Like many mothers in China, Luo fills her children's time at home with lessons: piano on Friday evenings, Chinese tutoring on Saturday mornings, art on Sunday afternoons. There is no television in the apartment; instead, Luo bought a new upright piano for 15,000 yuan ($2,200).
"I feel that with the kids, I should do everything possible to give them as many education opportunities as I can," she says. "When they grow up they'll be able to get ahead."
Luo, 40, seems stretched a bit thin trying to keep up with the kids. She folds clothes laid out to dry on a space heater while trying to cajole them into picking up toys. She follows after the girls with a hairbrush, but they play with stuffed animals as if she's not there.
Luo does not work, although she says she would eventually like a job. She is supported by her brother, a successful businessman. He pays for the children's schooling _ 7,000 yuan (about $1,000) a semester a child _ and owns their apartment.

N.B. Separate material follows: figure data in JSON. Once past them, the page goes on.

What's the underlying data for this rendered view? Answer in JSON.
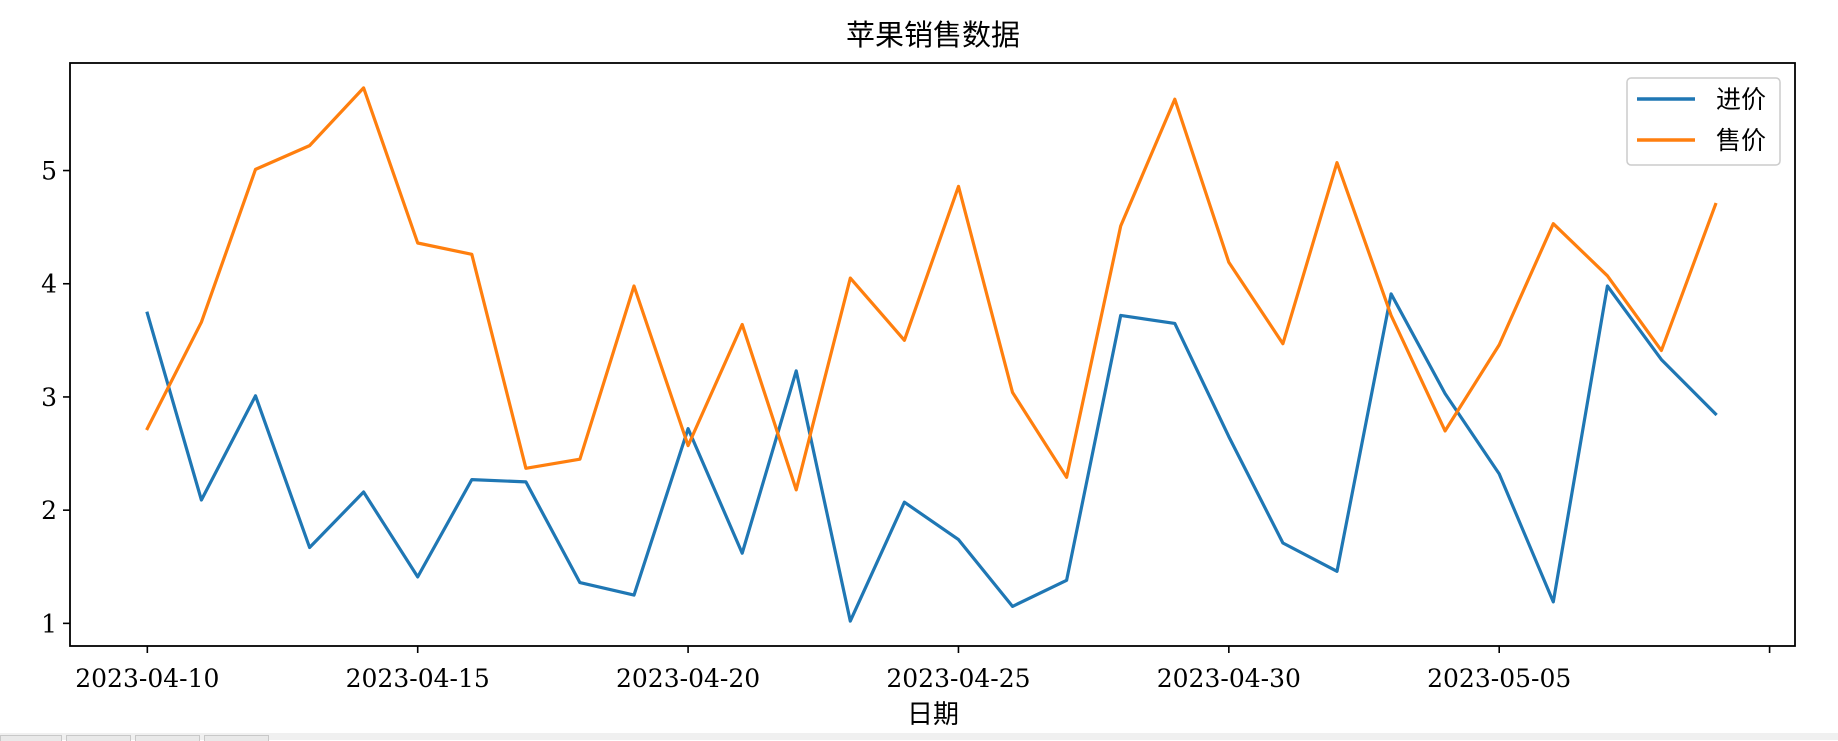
{
  "chart_data": {
    "type": "line",
    "title": "苹果销售数据",
    "xlabel": "日期",
    "ylabel": "",
    "x": [
      "2023-04-10",
      "2023-04-11",
      "2023-04-12",
      "2023-04-13",
      "2023-04-14",
      "2023-04-15",
      "2023-04-16",
      "2023-04-17",
      "2023-04-18",
      "2023-04-19",
      "2023-04-20",
      "2023-04-21",
      "2023-04-22",
      "2023-04-23",
      "2023-04-24",
      "2023-04-25",
      "2023-04-26",
      "2023-04-27",
      "2023-04-28",
      "2023-04-29",
      "2023-04-30",
      "2023-05-01",
      "2023-05-02",
      "2023-05-03",
      "2023-05-04",
      "2023-05-05",
      "2023-05-06",
      "2023-05-07",
      "2023-05-08",
      "2023-05-09"
    ],
    "xticks": [
      "2023-04-10",
      "2023-04-15",
      "2023-04-20",
      "2023-04-25",
      "2023-04-30",
      "2023-05-05",
      "2023-05-10"
    ],
    "xtick_labels": [
      "2023-04-10",
      "2023-04-15",
      "2023-04-20",
      "2023-04-25",
      "2023-04-30",
      "2023-05-05",
      ""
    ],
    "xlim": [
      "2023-04-08.57",
      "2023-05-10.47"
    ],
    "yticks": [
      1,
      2,
      3,
      4,
      5
    ],
    "ylim": [
      0.8,
      5.95
    ],
    "grid": false,
    "legend_position": "top-right",
    "series": [
      {
        "name": "进价",
        "color": "#1f77b4",
        "values": [
          3.74,
          2.09,
          3.01,
          1.67,
          2.16,
          1.41,
          2.27,
          2.25,
          1.36,
          1.25,
          2.72,
          1.62,
          3.23,
          1.02,
          2.07,
          1.74,
          1.15,
          1.38,
          3.72,
          3.65,
          2.65,
          1.71,
          1.46,
          3.91,
          3.03,
          2.32,
          1.19,
          3.98,
          3.33,
          2.85
        ]
      },
      {
        "name": "售价",
        "color": "#ff7f0e",
        "values": [
          2.72,
          3.66,
          5.01,
          5.22,
          5.73,
          4.36,
          4.26,
          2.37,
          2.45,
          3.98,
          2.57,
          3.64,
          2.18,
          4.05,
          3.5,
          4.86,
          3.04,
          2.29,
          4.51,
          5.63,
          4.19,
          3.47,
          5.07,
          3.72,
          2.7,
          3.46,
          4.53,
          4.07,
          3.41,
          4.7
        ]
      }
    ]
  }
}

The Bakers renewed contact with Anna after her parents separated, and they call every Saturday afternoon. They send care packages filled with Anna's favorite things: stuffed animals, macaroni and cheese, chocolate.
Louise Baker wonders if it's common for young children in China to go to boarding school. In fact, many parents who can afford it send away children as young as 5 or 6 because they think a structured setting is better for education or they are simply too busy with work.
"Things have gotten really good," Baker says in a telephone interview. "At first she was real quiet, standoffish, but now she chitter-chatters a lot."
Baker won't talk about Anna's current situation. All she will say is, they're happy Luo has the children and "grateful" to her for allowing the telephone calls. They are discussing the possibility of a visit.
"We just want her to be happy and to grow up and to continue to love the Lord," Baker says, unable to hold back her tears. "We're just happy she's got the love of two families."
___
Anna and Avita sleep in adjoining beds on the fourth floor of a large dormitory building, sharing a room and bathroom with about 20 other girls. They are supervised by one teacher.
The children are out of bed at 6:30 a.m., back in by 8:25 p.m. The day starts with a morning run and ends with showers, three girls to a stall to speed things along. They wash their hair once a week, on Thursdays.
"I really hate living at school," Anna says. "The only good thing is going home."
Luo is hoping to get enough money to send the children to an international day school in Chongqing. She expects to receive a large compensation package from the demolition of a house she owns there.
She also thinks about moving back to the U.S., although she knows it would be hard to find a good job with her limited English.
"They were born there, they're used to the lifestyle there. There's not so much pressure on them at school," she says.
On the coffee table at home is a small purple notebook pasted with messages on colorful paper from Anna's former classmates. Anna reaches for it.
"Some of them are in cursive," she points out, reading aloud. "Dear Anna, I hope you have an awesome birthday and a great time in China. I'll miss you." "Dear Anna, have a very happy birthday, I hope all your wishes come true."
After looking at more than a dozen notes, Anna turns to a blank page.
"No more," she says, matter-of-factly. "No more."